バス停で幼い男児に立ち小便をさせる女性の写真が大炎上

 一方、日本人に代わって観光客の主役となったのが中国人だった。韓国政府は2002年から、済州島に限って中国からの団体観光客のビザを免除。やがて中国の経済成長と韓流人気の高まりで中国人観光客は増え続け、2016年には306万1522人に達した。同年に済州島を訪れた外国人観光客のなんと85%を占める数字だ。

 その後は弾道ミサイル迎撃システムの配備を巡る韓中関係の悪化やコロナ禍で大幅に減少したが、2024年は138万30123人にまで回復、これは外国人観光客の72.5%を中国人が占めたことになる。

 済州島にとって観光客は生命線だが、中国人観光客が巻き起こすトラブルも尽きない。「済州島の中国人観光客」は、韓国のSNSをにぎわせる炎上ネタの常連だ。

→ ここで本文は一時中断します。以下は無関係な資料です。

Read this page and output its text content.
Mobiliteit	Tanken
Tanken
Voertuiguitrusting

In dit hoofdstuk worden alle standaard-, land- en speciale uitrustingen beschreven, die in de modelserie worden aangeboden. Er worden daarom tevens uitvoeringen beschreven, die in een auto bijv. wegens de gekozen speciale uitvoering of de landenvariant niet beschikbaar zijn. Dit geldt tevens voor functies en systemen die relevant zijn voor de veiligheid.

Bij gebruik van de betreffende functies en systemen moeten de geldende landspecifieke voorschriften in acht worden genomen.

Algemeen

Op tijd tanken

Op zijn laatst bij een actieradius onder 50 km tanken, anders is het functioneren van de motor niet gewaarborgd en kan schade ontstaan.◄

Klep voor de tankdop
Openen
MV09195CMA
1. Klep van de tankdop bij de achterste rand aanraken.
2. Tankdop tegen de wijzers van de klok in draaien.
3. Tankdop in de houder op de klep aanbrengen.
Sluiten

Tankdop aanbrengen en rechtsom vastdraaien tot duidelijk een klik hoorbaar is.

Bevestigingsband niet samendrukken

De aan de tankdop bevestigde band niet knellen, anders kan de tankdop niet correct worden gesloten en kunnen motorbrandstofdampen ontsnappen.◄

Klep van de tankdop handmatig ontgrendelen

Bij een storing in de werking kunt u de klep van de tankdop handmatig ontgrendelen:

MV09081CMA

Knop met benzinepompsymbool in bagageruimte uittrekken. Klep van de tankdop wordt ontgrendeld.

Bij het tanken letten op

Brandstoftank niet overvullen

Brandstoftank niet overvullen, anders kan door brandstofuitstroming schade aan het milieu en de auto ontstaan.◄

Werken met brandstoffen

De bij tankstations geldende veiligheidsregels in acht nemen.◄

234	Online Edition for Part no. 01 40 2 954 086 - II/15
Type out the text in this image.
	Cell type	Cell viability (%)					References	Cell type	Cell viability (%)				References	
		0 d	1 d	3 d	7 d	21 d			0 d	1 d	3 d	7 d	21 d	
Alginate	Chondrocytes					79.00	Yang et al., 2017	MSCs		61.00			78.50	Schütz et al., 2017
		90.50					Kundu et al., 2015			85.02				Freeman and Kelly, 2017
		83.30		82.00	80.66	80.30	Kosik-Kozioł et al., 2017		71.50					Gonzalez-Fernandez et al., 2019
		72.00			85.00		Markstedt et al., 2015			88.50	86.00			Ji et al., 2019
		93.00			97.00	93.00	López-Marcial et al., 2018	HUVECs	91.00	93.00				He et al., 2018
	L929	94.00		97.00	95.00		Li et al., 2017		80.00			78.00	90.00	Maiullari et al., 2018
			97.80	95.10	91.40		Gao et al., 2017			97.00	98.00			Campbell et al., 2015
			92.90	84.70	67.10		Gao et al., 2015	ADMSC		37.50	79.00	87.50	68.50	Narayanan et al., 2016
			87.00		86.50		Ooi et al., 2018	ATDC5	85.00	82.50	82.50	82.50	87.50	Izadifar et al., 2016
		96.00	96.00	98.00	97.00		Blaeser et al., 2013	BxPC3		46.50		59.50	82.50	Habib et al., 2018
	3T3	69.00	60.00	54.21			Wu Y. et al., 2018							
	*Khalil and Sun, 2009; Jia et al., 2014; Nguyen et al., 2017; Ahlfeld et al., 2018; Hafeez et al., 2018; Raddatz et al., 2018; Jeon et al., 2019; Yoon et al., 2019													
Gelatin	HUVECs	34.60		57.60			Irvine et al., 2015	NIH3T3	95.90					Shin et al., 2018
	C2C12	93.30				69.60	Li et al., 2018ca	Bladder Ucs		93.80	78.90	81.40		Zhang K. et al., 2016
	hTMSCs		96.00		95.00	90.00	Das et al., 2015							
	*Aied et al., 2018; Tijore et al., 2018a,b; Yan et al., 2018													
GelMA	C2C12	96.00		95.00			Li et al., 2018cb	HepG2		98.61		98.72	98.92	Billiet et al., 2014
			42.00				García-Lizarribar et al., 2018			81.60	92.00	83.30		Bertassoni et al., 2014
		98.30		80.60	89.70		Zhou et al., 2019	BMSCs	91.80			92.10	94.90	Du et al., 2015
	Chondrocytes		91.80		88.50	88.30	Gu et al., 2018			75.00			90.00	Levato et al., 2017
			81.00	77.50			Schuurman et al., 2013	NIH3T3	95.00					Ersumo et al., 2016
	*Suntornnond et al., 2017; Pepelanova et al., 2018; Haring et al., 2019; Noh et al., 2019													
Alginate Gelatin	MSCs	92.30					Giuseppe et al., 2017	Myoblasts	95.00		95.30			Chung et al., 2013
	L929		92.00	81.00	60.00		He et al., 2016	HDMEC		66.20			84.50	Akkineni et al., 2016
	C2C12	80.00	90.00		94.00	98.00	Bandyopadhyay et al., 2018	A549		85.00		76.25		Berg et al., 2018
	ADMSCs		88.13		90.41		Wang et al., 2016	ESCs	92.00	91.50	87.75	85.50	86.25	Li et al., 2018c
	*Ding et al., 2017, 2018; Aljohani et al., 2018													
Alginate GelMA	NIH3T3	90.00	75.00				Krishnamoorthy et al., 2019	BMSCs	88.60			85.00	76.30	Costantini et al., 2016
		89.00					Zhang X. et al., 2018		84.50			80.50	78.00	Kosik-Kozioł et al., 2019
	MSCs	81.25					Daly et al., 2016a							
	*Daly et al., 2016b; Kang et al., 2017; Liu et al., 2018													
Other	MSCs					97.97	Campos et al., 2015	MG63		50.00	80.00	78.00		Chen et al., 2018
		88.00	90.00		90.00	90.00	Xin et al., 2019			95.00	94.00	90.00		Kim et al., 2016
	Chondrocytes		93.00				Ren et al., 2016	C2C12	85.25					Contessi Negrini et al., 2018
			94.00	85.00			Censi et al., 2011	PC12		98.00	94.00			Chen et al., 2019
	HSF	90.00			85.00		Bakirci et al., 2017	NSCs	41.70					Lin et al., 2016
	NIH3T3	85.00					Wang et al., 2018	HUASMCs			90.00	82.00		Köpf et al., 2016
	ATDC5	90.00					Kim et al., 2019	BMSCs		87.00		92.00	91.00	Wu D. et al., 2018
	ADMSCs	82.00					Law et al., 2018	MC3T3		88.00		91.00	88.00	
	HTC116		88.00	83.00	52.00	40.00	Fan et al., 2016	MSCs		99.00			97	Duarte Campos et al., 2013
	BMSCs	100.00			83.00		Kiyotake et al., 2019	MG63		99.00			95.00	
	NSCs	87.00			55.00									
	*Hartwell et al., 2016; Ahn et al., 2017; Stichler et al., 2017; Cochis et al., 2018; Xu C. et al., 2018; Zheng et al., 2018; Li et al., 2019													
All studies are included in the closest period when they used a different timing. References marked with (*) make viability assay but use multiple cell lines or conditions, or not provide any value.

 直近では7月10日、海水浴場近くのバス停で幼い男児に立ち小便をさせる女性の写真が登場。同様の光景はそれまでも頻繁に目撃されており、昨年6月には繁華街の路上、また昨年8月には屋外駐車場の一角で用を足す幼児と保護者らの映像などがSNSを駆け巡った。

 路線バスの開け放った窓から腕を伸ばしてタバコを吸う中国人女性の動画も出回っている。そのほかコンビニのイートインに残された膨大なゴミの山といった写真も、定番の炎上ネタだ。